The CAGE Distance Framework, his contribution to global strategy in the 2000s, gave executives a precise way to measure cultural, administrative, geographic, and economic distance between countries. It is now standard material in MBA strategy courses and inside corporate development teams making market entry calls. World 3.0, published by Harvard Business Review Press, won the Thinkers50 Book Award for best business book of 2010 to 2011.
His later work, The Laws of Globalization and Business Applications (Cambridge University Press, 2016), formalises two findings drawn from large datasets: international interactions are smaller than domestic ones, and they are dampened by distance along the CAGE dimensions. Boards that internalise both laws stop oscillating between flat-world enthusiasm and deglobalisation panic, and start sizing international ambition against measured reality.

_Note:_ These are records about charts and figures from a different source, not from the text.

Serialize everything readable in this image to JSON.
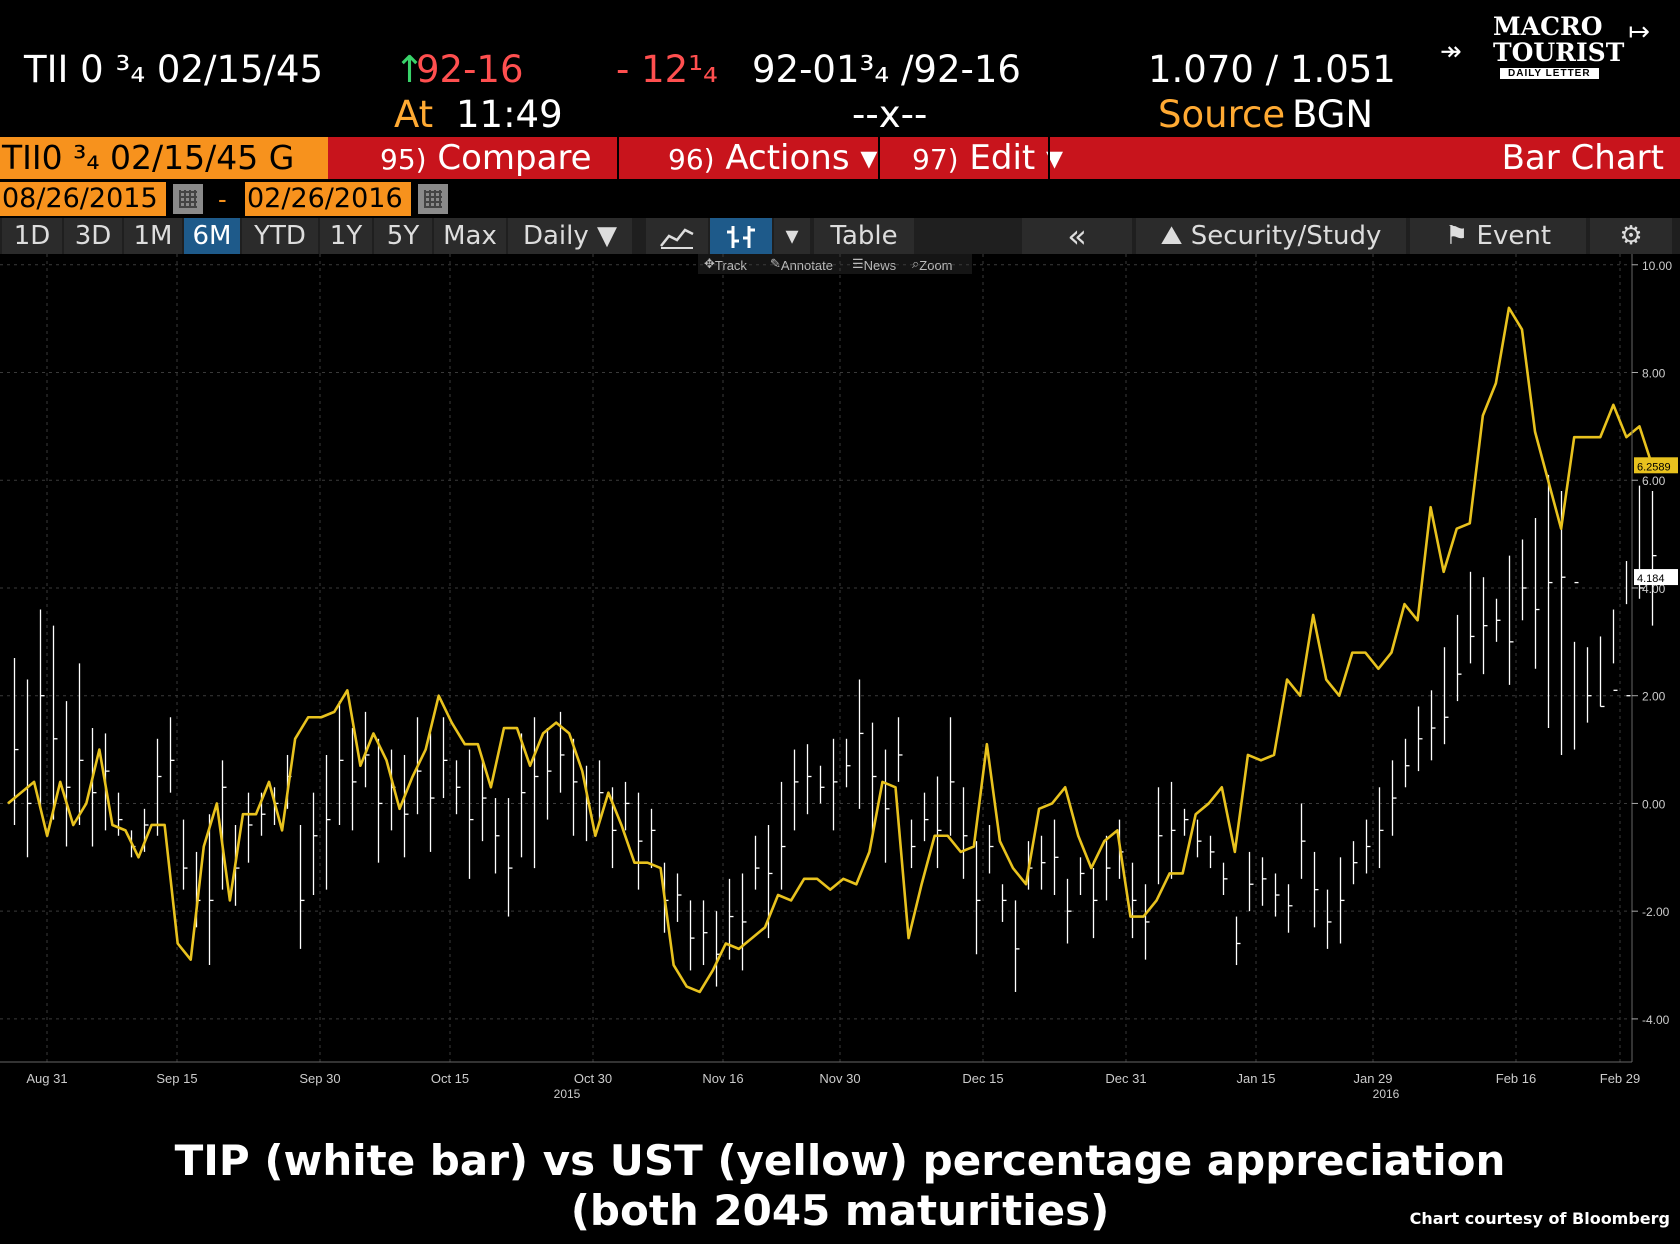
{
  "quote": {
    "ticker": "TII 0 ³₄ 02/15/45",
    "arrow": "↑",
    "last": "92-16",
    "change": "- 12¹₄",
    "bid_ask": "92-01³₄ /92-16",
    "yields": "1.070 / 1.051",
    "time_label": "At",
    "time": "11:49",
    "mid": "--x--",
    "source_label": "Source",
    "source": "BGN"
  },
  "logo": {
    "line1": "MACRO",
    "line2": "TOURIST",
    "tagline": "DAILY LETTER"
  },
  "menubar": {
    "security": "TII0 ³₄ 02/15/45 G",
    "compare_num": "95)",
    "compare": "Compare",
    "actions_num": "96)",
    "actions": "Actions ▾",
    "edit_num": "97)",
    "edit": "Edit ▾",
    "chart_type": "Bar Chart"
  },
  "range": {
    "start": "08/26/2015",
    "dash": "-",
    "end": "02/26/2016"
  },
  "toolbar": {
    "periods": [
      "1D",
      "3D",
      "1M",
      "6M",
      "YTD",
      "1Y",
      "5Y",
      "Max"
    ],
    "selected_period": "6M",
    "frequency": "Daily ▼",
    "table": "Table",
    "collapse": "«",
    "security_study": "Security/Study",
    "event": "Event",
    "sub": {
      "track": "Track",
      "annotate": "Annotate",
      "news": "News",
      "zoom": "Zoom"
    }
  },
  "colors": {
    "ust": "#e8c21e",
    "tip": "#ffffff",
    "background": "#000000",
    "grid": "#3a3a3a",
    "security_box": "#f7921d",
    "menu_red": "#c8141c"
  },
  "chart_data": {
    "type": "line",
    "ylim": [
      -4.8,
      10.2
    ],
    "yticks": [
      -4,
      -2,
      0,
      2,
      4,
      6,
      8,
      10
    ],
    "ytick_labels": [
      "-4.00",
      "-2.00",
      "0.00",
      "2.00",
      "4.00",
      "6.00",
      "8.00",
      "10.00"
    ],
    "xlim": [
      0,
      124
    ],
    "xticks": [
      {
        "x": 3,
        "label": "Aug 31"
      },
      {
        "x": 13,
        "label": "Sep 15"
      },
      {
        "x": 24,
        "label": "Sep 30"
      },
      {
        "x": 34,
        "label": "Oct 15"
      },
      {
        "x": 45,
        "label": "Oct 30"
      },
      {
        "x": 55,
        "label": "Nov 16"
      },
      {
        "x": 64,
        "label": "Nov 30"
      },
      {
        "x": 75,
        "label": "Dec 15"
      },
      {
        "x": 86,
        "label": "Dec 31"
      },
      {
        "x": 96,
        "label": "Jan 15"
      },
      {
        "x": 105,
        "label": "Jan 29"
      },
      {
        "x": 116,
        "label": "Feb 16"
      },
      {
        "x": 124,
        "label": "Feb 29"
      }
    ],
    "year_labels": [
      {
        "x": 43,
        "label": "2015"
      },
      {
        "x": 106,
        "label": "2016"
      }
    ],
    "series": [
      {
        "type": "line",
        "values": [
          0.0,
          0.2,
          0.4,
          -0.6,
          0.4,
          -0.4,
          0.0,
          1.0,
          -0.4,
          -0.5,
          -1.0,
          -0.4,
          -0.4,
          -2.6,
          -2.9,
          -0.8,
          0.0,
          -1.8,
          -0.2,
          -0.2,
          0.4,
          -0.5,
          1.2,
          1.6,
          1.6,
          1.7,
          2.1,
          0.7,
          1.3,
          0.8,
          -0.1,
          0.5,
          1.0,
          2.0,
          1.5,
          1.1,
          1.1,
          0.3,
          1.4,
          1.4,
          0.7,
          1.3,
          1.5,
          1.3,
          0.6,
          -0.6,
          0.2,
          -0.4,
          -1.1,
          -1.1,
          -1.2,
          -3.0,
          -3.4,
          -3.5,
          -3.1,
          -2.6,
          -2.7,
          -2.5,
          -2.3,
          -1.7,
          -1.8,
          -1.4,
          -1.4,
          -1.6,
          -1.4,
          -1.5,
          -0.9,
          0.4,
          0.3,
          -2.5,
          -1.5,
          -0.6,
          -0.6,
          -0.9,
          -0.8,
          1.1,
          -0.7,
          -1.2,
          -1.5,
          -0.1,
          0.0,
          0.3,
          -0.6,
          -1.2,
          -0.7,
          -0.5,
          -2.1,
          -2.1,
          -1.8,
          -1.3,
          -1.3,
          -0.2,
          0.0,
          0.3,
          -0.9,
          0.9,
          0.8,
          0.9,
          2.3,
          2.0,
          3.5,
          2.3,
          2.0,
          2.8,
          2.8,
          2.5,
          2.8,
          3.7,
          3.4,
          5.5,
          4.3,
          5.1,
          5.2,
          7.2,
          7.8,
          9.2,
          8.8,
          6.9,
          6.0,
          5.1,
          6.8,
          6.8,
          6.8,
          7.4,
          6.8,
          7.0,
          6.2589
        ],
        "last_label": "6.2589"
      },
      {
        "type": "bar",
        "lows": [
          -0.4,
          -1.0,
          -0.1,
          -0.3,
          -0.8,
          -0.4,
          -0.8,
          -0.5,
          -0.6,
          -1.0,
          -0.9,
          -0.6,
          0.2,
          -1.6,
          -2.3,
          -3.0,
          -1.6,
          -1.9,
          -1.1,
          -0.6,
          -0.4,
          -0.1,
          -2.7,
          -1.7,
          -1.6,
          -0.4,
          -0.5,
          0.3,
          -1.1,
          -0.5,
          -1.0,
          -0.2,
          -0.9,
          0.1,
          -0.2,
          -1.4,
          -0.7,
          -1.3,
          -2.1,
          -1.0,
          -1.2,
          -0.3,
          0.2,
          -0.6,
          -0.7,
          -0.3,
          -1.2,
          -0.5,
          -1.6,
          -1.2,
          -2.4,
          -2.2,
          -3.1,
          -3.0,
          -3.4,
          -2.9,
          -3.1,
          -1.6,
          -2.5,
          -1.6,
          -0.5,
          -0.2,
          0.0,
          -0.5,
          0.3,
          -0.1,
          -0.6,
          -1.1,
          0.4,
          -1.2,
          -0.7,
          -1.2,
          -0.6,
          -1.4,
          -2.8,
          -1.3,
          -2.2,
          -3.5,
          -1.6,
          -1.6,
          -1.7,
          -2.6,
          -1.7,
          -2.5,
          -1.8,
          -1.4,
          -2.5,
          -2.9,
          -1.5,
          -1.4,
          -0.6,
          -1.0,
          -1.2,
          -1.7,
          -3.0,
          -2.0,
          -1.9,
          -2.1,
          -2.4,
          -1.4,
          -2.3,
          -2.7,
          -2.6,
          -1.5,
          -1.3,
          -1.2,
          -0.6,
          0.3,
          0.6,
          0.8,
          1.1,
          1.9,
          2.6,
          2.4,
          3.0,
          2.2,
          3.4,
          2.5,
          1.4,
          0.9,
          1.0,
          1.5,
          1.8,
          3.6,
          3.7,
          3.8,
          3.3
        ],
        "highs": [
          2.7,
          2.3,
          3.6,
          3.3,
          1.9,
          2.6,
          1.4,
          1.3,
          0.2,
          -0.5,
          -0.1,
          1.2,
          1.6,
          -0.3,
          -0.9,
          -0.2,
          0.8,
          -0.4,
          0.2,
          0.2,
          0.3,
          0.9,
          -0.4,
          0.2,
          0.9,
          1.9,
          1.4,
          1.7,
          1.2,
          1.0,
          0.9,
          1.6,
          1.3,
          1.6,
          0.8,
          1.0,
          0.8,
          0.1,
          0.1,
          1.3,
          1.6,
          1.4,
          1.7,
          1.2,
          0.7,
          0.8,
          0.3,
          0.4,
          0.2,
          -0.1,
          -1.1,
          -1.3,
          -1.8,
          -1.8,
          -2.0,
          -1.4,
          -1.3,
          -0.6,
          -0.4,
          0.4,
          1.0,
          1.1,
          0.7,
          1.2,
          1.2,
          2.3,
          1.5,
          1.0,
          1.6,
          -0.3,
          0.2,
          0.5,
          1.6,
          0.3,
          -0.7,
          -0.4,
          -1.5,
          -1.8,
          -0.7,
          -0.6,
          -0.3,
          -1.4,
          -1.0,
          -1.2,
          -0.6,
          -0.3,
          -1.1,
          -1.5,
          0.3,
          0.4,
          -0.1,
          -0.3,
          -0.6,
          -1.1,
          -2.1,
          -0.9,
          -1.0,
          -1.3,
          -1.5,
          0.0,
          -0.9,
          -1.6,
          -1.0,
          -0.7,
          -0.3,
          0.3,
          0.8,
          1.2,
          1.8,
          2.1,
          2.9,
          3.5,
          4.3,
          4.2,
          3.8,
          4.6,
          4.9,
          5.3,
          6.1,
          5.8,
          3.0,
          2.9,
          3.1,
          2.6,
          4.5,
          5.9,
          5.8,
          4.8
        ],
        "closes": [
          1.0,
          0.0,
          2.0,
          1.2,
          0.3,
          0.8,
          0.2,
          0.6,
          -0.3,
          -0.8,
          -0.4,
          0.5,
          0.8,
          -1.2,
          -1.8,
          -1.8,
          0.3,
          -1.2,
          -0.4,
          -0.2,
          0.0,
          0.5,
          -1.8,
          -0.6,
          -0.3,
          0.8,
          0.4,
          0.9,
          0.0,
          0.3,
          -0.2,
          0.6,
          0.1,
          0.8,
          0.3,
          -0.3,
          0.1,
          -0.6,
          -1.2,
          0.2,
          0.5,
          0.6,
          0.9,
          0.4,
          0.0,
          0.2,
          -0.5,
          0.0,
          -0.7,
          -0.5,
          -1.8,
          -1.7,
          -2.5,
          -2.4,
          -2.8,
          -2.1,
          -2.2,
          -1.2,
          -1.3,
          -0.8,
          0.4,
          0.5,
          0.3,
          0.4,
          0.7,
          1.3,
          0.5,
          -0.1,
          0.9,
          -0.8,
          -0.3,
          -0.5,
          0.4,
          -0.6,
          -1.8,
          -0.8,
          -1.8,
          -2.7,
          -1.2,
          -1.1,
          -1.0,
          -2.0,
          -1.3,
          -1.8,
          -1.2,
          -0.9,
          -1.8,
          -2.2,
          -0.6,
          -0.5,
          -0.3,
          -0.7,
          -0.9,
          -1.4,
          -2.6,
          -1.5,
          -1.4,
          -1.7,
          -1.9,
          -0.7,
          -1.6,
          -2.2,
          -1.8,
          -1.1,
          -0.8,
          -0.5,
          0.1,
          0.7,
          1.2,
          1.4,
          1.6,
          2.4,
          3.1,
          3.3,
          3.4,
          3.0,
          4.0,
          3.6,
          4.1,
          4.2,
          4.1,
          2.0,
          1.8,
          2.1,
          2.0,
          4.0,
          4.6,
          4.4,
          4.184
        ],
        "last_label": "4.184"
      }
    ]
  },
  "caption": {
    "line1": "TIP (white bar) vs UST (yellow) percentage appreciation",
    "line2": "(both 2045 maturities)",
    "credit": "Chart courtesy of Bloomberg"
  }
}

He is principal author of the DHL Global Connectedness Index, introduced in 2011 and now the most widely cited empirical measure of trade, capital, information, and people flows across borders. He holds chairs at IESE Business School and NYU Stern, where he directs the Center for the Globalization of Education and Management. Between 1983 and 2008 he was on the full-time faculty at Harvard Business School, where he was made a full professor in 1991, the youngest in the school’s history.
Key speaking topics
- Globalisation and deglobalisation
- Cross-border strategy and CAGE distance
- Market entry and emerging markets
- Geopolitical risk and corporate exposure
- Supply chain and global value chain restructuring
- Global Connectedness Index and trade flows
- International competitive advantage
Ideal for
- Boards and CEOs reviewing international portfolio exposure, China strategy, or sanctions risk
- Chief Strategy Officers and corporate development teams evaluating market entry or exit
- Heads of supply chain and operations restructuring after the end of cheap globalisation
- Senior leadership teams in multinationals setting the next horizon of cross-border investment
Audience outcomes
- A defensible reading of the actual state of globalisation, drawn from the DHL Global Connectedness Index, not headline narrative.
- The CAGE Distance Framework as a working tool for evaluating country and market decisions.
- A clear distinction between semiglobalisation and full integration, and what that implies for strategy.
- Specific implications for boards on China exposure, regional concentration, and supply chain redesign.
- A sharper internal vocabulary for separating measurable cross-border risk from political mood.